On Sunday morning, April 12, 1981, four IBM computers, with a fifth as backup, kicked into gear and took over launch control. Majestically, a giant new rocket rose slowly from its platform, a truly space-age spacecraft strapped to its back. The crew could feel the swing of the vehicle and the surge of power as the booster rockets fired. The ground shook with the thrust of space shuttle
Columbia’
s main engines, running at 104 percent of their rated power. The craft accelerated as it left the earth; its engine ran more efficiently at higher altitudes, and the burning of fuel lightened the vehicle. At launch plus eleven seconds the crowd three miles below saw
Columbia
roll over in the sky onto its back and felt and heard the roar. After eight minutes the main engines had burned out, and
Columbia
achieved orbit.

After two days the engines were again turned on to slow the craft and it began its descent out of orbit. Four hundred thousand feet above the earth
Columbia
still traveled twenty-five times the speed of sound. Nothing this big had ever been brought back to earth, much less landed on an airstrip. Computers again assumed control to perform split-second navigational functions. Its speed down to four times the speed of sound,
Columbia
crossed California’s northern coast and started its descent into the Mojave Desert. Across the state
Columbia’s
sonic booms drew people’s attention skyward. At Edwards Air Force Base, hundreds of thousands of persons
watched as the world’s first reusable manned spaceship, under its pilot’s control, glided in and gracefully touched down at 225 miles per hour.

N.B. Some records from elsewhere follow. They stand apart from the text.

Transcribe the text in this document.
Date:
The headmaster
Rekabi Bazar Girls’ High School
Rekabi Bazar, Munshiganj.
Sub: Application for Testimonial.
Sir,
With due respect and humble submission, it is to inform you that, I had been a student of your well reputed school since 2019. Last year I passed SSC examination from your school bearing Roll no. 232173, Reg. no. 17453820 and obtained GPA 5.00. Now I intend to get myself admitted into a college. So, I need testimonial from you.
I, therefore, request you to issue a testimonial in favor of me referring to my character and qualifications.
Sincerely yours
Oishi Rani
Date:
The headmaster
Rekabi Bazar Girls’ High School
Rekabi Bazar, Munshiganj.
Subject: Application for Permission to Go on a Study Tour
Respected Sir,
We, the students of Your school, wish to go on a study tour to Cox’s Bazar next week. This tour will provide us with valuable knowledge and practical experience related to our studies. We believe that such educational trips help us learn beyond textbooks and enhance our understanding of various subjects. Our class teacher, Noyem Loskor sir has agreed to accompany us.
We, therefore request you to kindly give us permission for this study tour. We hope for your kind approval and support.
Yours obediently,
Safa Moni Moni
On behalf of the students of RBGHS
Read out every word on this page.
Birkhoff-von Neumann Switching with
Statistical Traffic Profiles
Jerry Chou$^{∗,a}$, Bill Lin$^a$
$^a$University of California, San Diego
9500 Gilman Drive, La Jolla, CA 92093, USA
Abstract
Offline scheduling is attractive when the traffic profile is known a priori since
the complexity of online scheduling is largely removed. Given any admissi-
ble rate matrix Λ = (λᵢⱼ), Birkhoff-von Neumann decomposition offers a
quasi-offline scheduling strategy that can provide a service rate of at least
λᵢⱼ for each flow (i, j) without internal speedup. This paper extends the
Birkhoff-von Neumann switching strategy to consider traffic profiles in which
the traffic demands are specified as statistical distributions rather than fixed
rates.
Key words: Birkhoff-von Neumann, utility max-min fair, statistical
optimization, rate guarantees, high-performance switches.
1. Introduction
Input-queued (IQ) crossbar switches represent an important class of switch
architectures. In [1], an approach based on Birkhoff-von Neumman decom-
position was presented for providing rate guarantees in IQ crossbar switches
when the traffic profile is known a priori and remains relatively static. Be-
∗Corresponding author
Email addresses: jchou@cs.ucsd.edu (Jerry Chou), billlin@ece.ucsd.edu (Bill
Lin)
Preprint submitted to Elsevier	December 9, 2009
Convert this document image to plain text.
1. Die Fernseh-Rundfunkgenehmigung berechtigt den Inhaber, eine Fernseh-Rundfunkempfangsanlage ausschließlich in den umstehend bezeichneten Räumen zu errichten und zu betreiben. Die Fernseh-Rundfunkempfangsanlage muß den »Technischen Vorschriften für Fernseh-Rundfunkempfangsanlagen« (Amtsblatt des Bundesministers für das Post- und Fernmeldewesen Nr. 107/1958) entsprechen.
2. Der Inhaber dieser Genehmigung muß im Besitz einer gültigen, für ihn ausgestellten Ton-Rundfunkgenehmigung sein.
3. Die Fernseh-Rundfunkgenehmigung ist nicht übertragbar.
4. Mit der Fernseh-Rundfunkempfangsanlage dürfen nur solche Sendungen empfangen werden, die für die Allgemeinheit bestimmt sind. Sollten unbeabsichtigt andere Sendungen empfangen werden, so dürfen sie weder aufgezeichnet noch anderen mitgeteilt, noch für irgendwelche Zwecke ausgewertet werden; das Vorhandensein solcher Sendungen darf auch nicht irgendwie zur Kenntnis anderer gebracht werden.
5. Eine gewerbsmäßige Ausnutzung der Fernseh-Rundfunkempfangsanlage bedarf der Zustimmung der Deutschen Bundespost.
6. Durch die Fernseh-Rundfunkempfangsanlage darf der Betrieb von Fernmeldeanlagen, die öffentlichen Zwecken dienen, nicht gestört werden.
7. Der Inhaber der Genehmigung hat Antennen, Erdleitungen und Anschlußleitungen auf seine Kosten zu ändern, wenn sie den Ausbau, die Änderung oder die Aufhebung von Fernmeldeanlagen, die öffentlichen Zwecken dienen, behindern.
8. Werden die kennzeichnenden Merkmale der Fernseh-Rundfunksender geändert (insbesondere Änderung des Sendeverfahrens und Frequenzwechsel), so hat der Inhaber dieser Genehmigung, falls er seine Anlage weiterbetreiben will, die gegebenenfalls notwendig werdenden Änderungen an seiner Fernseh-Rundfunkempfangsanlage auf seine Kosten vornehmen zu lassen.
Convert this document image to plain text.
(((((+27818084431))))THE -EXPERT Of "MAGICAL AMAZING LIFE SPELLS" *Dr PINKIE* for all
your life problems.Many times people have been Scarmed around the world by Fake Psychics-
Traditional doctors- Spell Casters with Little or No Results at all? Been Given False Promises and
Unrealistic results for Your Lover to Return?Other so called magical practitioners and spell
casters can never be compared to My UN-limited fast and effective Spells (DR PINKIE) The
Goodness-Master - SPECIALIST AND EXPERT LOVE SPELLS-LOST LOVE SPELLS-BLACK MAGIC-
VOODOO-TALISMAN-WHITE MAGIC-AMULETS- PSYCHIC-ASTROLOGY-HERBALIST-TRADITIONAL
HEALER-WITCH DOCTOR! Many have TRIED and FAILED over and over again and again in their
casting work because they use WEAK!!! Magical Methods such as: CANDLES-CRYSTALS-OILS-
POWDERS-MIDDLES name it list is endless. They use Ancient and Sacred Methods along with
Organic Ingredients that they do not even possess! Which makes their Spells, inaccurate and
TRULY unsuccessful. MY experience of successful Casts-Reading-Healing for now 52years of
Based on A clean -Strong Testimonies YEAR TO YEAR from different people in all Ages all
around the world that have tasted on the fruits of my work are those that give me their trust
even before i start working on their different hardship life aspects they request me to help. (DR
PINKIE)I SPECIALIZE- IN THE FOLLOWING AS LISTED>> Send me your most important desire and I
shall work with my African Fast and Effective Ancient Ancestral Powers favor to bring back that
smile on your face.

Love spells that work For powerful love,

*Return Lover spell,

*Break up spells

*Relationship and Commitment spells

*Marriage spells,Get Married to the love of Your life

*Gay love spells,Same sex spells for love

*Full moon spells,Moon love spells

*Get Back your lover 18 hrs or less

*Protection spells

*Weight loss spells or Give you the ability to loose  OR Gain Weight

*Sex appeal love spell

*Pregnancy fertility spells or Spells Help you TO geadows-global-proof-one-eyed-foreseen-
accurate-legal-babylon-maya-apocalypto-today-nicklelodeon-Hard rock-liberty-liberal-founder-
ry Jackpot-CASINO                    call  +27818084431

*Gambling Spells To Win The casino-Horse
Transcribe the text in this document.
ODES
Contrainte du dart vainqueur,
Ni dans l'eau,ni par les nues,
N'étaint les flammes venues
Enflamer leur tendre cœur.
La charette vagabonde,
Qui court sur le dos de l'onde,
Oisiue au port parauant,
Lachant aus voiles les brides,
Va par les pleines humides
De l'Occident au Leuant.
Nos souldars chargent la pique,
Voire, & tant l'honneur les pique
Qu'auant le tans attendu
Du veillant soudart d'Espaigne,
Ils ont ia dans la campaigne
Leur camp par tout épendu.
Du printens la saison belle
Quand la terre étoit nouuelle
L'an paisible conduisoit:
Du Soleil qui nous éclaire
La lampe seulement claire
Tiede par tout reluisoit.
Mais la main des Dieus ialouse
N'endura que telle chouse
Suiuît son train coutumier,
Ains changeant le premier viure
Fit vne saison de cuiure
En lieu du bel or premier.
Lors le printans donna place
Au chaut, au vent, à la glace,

Over the next five years, the American shuttle fleet flew twenty-three more missions, and NASA set an ambitious schedule of fifteen flights in 1986 alone. But as early as the second shuttle flight, technicians had noticed that the O-rings—enormous circles of rubber that helped to seal segments of the booster rocket together—had charred. Routine reports were filed, but the problem recurred on flight after flight. Both the shuttle research facility at Marshall Space Flight Center and contractor Morton Thiokol’s people decided they would develop a plan to fix the O-ring seal problem themselves rather than review it with NASA management—but personnel changes and wrangling with Congress delayed action. By the end of 1985 ten flights had experienced seal failures. Rather than break the flight schedule, waivers were signed that allowed the flights to continue despite the threats to safety.

Preparations for
Challenger
mission 51-L began on a cold Monday in January 1986. Project manager Allan J. MacDonald warned his superiors that low temperatures affected the O-rings and Thiokol engineers recommended against the launch unless the temperature of the O-rings was at least fifty-three degrees Fahrenheit. But on Tuesday, January 28, at 3:10
A.M.,
the launch crew began pumping liquid hydrogen and liquid oxygen into the giant external tank of
Challenger.
Reports of surface temperatures were not part of the routine, so the twenty-five degrees of the left booster and the eight degrees of the right were not communicated to the launch room. The flight had already been postponed several times. Children across the country were glued to televisions for this flight of Christa McAuliffe, the first “teacher in space,” part of NASA’s program to loft ordinary citizens. The countdown continued and
Challenger
was launched. Tremendous pressure from the expanding gases inside the rocket booster strained against the flawed rings. Falling ice, steam, and distance obscured the puff of ominous black smoke as
Challenger
rose.

Still seconds into the ascent,
Challenger
was saved by milliseconds when the melted joint created a temporary seal. At T plus 60 seconds, as the main engines throttled up to 104 percent, rookie astronaut Mike Smith yelled, “Feel that mother go.” But the rocket’s vibrations had broken the temporary seal: the O-ring had failed. At T plus 73, NASA officials witnessed the explosion on their television monitors. Nine miles above the Atlantic, Mike Smith could see the flames outside his window. “Uh, Oh!” he said as the cabin broke from the rocket. It plunged 65,000 feet to the sea in two minutes and forty-five seconds. All seven astronauts died, from
asphyxiation or fire or impact, as they smashed into eighty feet of water at 207 miles an hour.